One of the most striking aspects of Viktor Pelevin's prose is the juxtaposition of artifacts of popular culture and daily life with references to religious traditions such as Buddhism, Gnosticism/Manichaeism, and Mesopotamian mythology. In this paper I intend to examine Pelevin's explicit references to Gnosticism and Manichaeism--the ancient religious trend, often appearing as a dualistic heresy within Christianity, which foregrounded the yearning of the spirit to be redeemed from matter--and argue that Pelevin's Gnosticism is fitting for two reasons:
1) Gnostic topoi jibe with Pelevin's existentialist worldview; and the Gnostic method provides a model for Pelevin's ominous deconstruction of the found world. Hans Jonas and others have argued that modern existentialism's notion of humanity as "cast into" a cosmos from which it is alienated represents the hour come round again of the anxiety of ancient Gnosticism. His comic talent and the wit with which he connects his metaphysics and everyday realia notwithstanding, Pelevin's worldview is one of existential pessimism: life and materiality are often repulsive, and the world often seems a conspiracy or trap, with the individual standing bewildered before malevolent forces.
Pelevin lends himself to a "Gnostic" reading especially when we consider that the Gnostics were (to use Harold Bloom's term) the "ancestor[s] of all major Western revisionists"--they did not invent their own myths but polemicized with those of their predecessors and opponents. For example, Gnostic polemics reinterpreted the God of the Old Testament as a tyrant, or an inept craftsman ("Demiurge"). Some of Pelevin's parables invoke precisely those reinterpretations prescribed by Gnosticism. For example, in "Sleep," the conspiracy that keeps the main character Nikita comfortably sleep-walking through his life is cemented with the help of two druzhinniki, Gabriel and Michael--i.e., two malevolent reinterpreted "angels." Also, employing Gnostic topoi to unfold existentialist parables, Pelevin is following in the tradition of Kafka and Nabokov (in the readings for instance of Erich Heller and Sergei Davydov.)
2) Pelevin's "Gnostic" appraisal of the late-Soviet and post-Soviet periods can be seen in the context of the literary trend of "political Gnosticism." Gnostic topoi have been used in literature to irrationalize the "cosmos"/order of society. Byron in Cain and Bakunin in God and the State, for example, both revive the ancient Gnostic rebellion against the Creator, the "most bloodthirsty, the most despotic" promulgator of the Law. Jonas argues that the Gnostics' view of the Cosmocrat as tyrannical and inept reflects the outlook of the "new[ly] atomized masses of the [Roman] Empire," for whom "the law of empire...was a dispensation of external, inaccessible force" and for whom "the law of the universe, cosmic destiny, of which the world state was the terrestrial executor, assumed the same character." (Jonas, The Gnostic Religion)

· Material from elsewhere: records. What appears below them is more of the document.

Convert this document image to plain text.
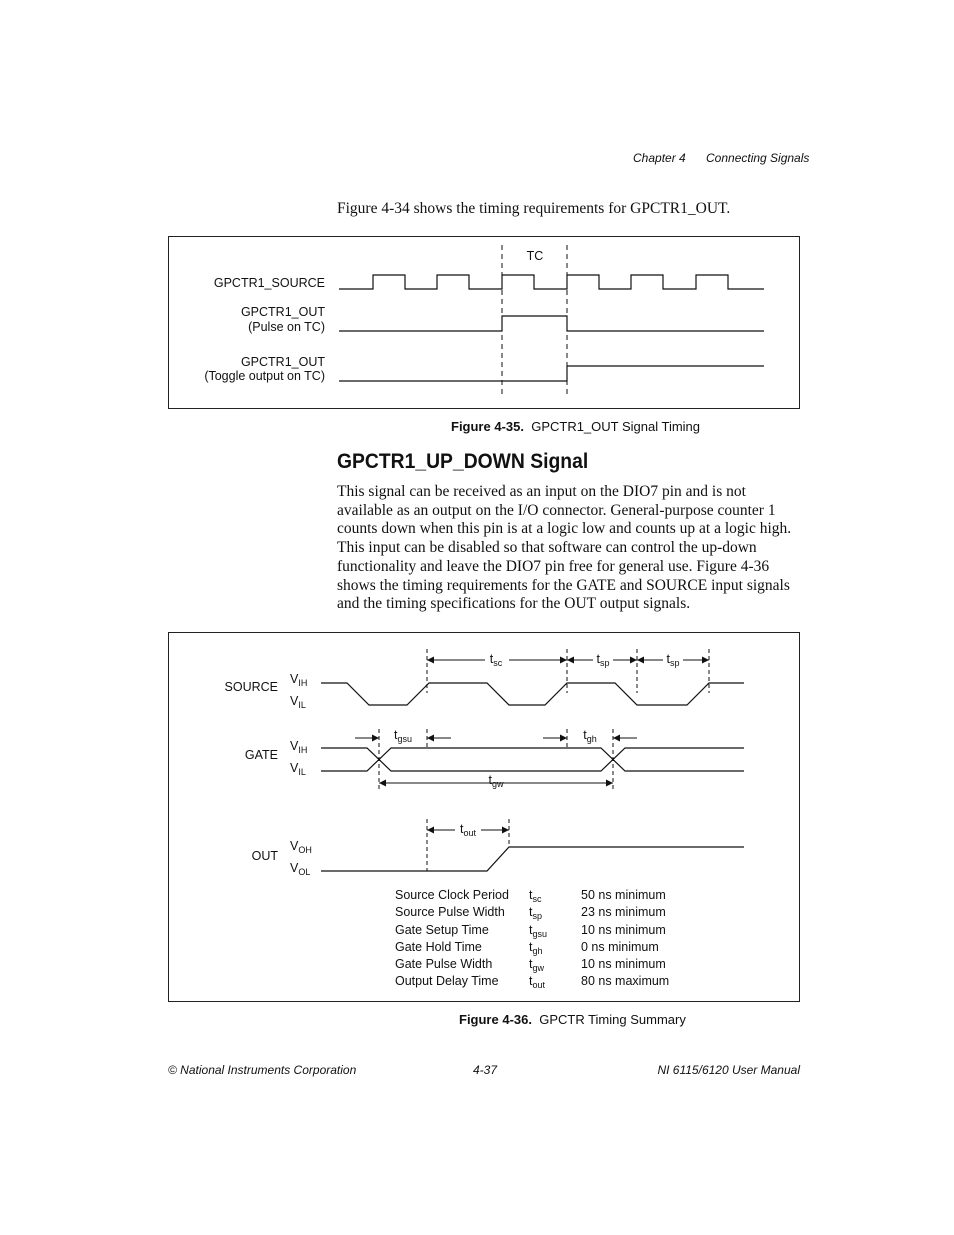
Chapter 4 Connecting Signals
Figure 4-34 shows the timing requirements for GPCTR1_OUT.
GPCTR1_SOURCE
GPCTR1_OUT
(Pulse on TC)
GPCTR1_OUT
(Toggle output on TC)
TC
Figure 4-35. GPCTR1_OUT Signal Timing
GPCTR1_UP_DOWN Signal
This signal can be received as an input on the DIO7 pin and is not available as an output on the I/O connector. General-purpose counter 1 counts down when this pin is at a logic low and counts up at a logic high. This input can be disabled so that software can control the up-down functionality and leave the DIO7 pin free for general use. Figure 4-36 shows the timing requirements for the GATE and SOURCE input signals and the timing specifications for the OUT output signals.
SOURCE
GATE
OUT
$V_{IH}$
$V_{IL}$
$V_{IH}$
$V_{IL}$
$V_{OH}$
$V_{OL}$
$t_{sc}$	$t_{sp}$	$t_{sp}$
$t_{gsu}$	$t_{gh}$
$t_{gw}$
$t_{out}$
Source Clock Period $t_{sc}$	50 ns minimum
Source Pulse Width $t_{sp}$	23 ns minimum
Gate Setup Time	$t_{gsu}$	10 ns minimum
Gate Hold Time	$t_{gh}$	0 ns minimum
Gate Pulse Width	$t_{gw}$	10 ns minimum
Output Delay Time $t_{out}$	80 ns maximum
Figure 4-36. GPCTR Timing Summary
© National Instruments Corporation	4-37	NI 6115/6120 User Manual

The widespread late-Soviet and post-Soviet bewilderment before the machinations of political authority, coupled with the post-modern situation in which Russian culture is perceived as "having nowhere to go, having ended, drained itself to the bottom" (Mark Lipoveckij in Znamja, 1995), feeding on the carcass of its previous signs and authority-claimants, rendered the time right for a political-Gnostic metaphysics. Hence Pelevin's imagery of Lenin and Stalin as deceased "demiurges" (in Omon Ra and "Reconstructor"), dead creators whose corpses, as in the Manichaean myths, have gone into the stuff of the cosmos. Further, I will give a "Gnostic exegesis" of Omon Ra: Pelevin cleverly reinterprets the "space" or "order" of Sovetskij kosmos in the novel just as the Gnostics reinterpreted the Pythagorean "harmony of the spheres" into the "noise of the world" and the "tyranny of fate." When Omon comes to understand the celestial trajectories as a "life sentence in a prison car on an endless circular railroad," we feel Pelevin setting up a parody of the cosmos in which it is unclear whether one revolt--the metaphysical or the political--takes precedence over the other.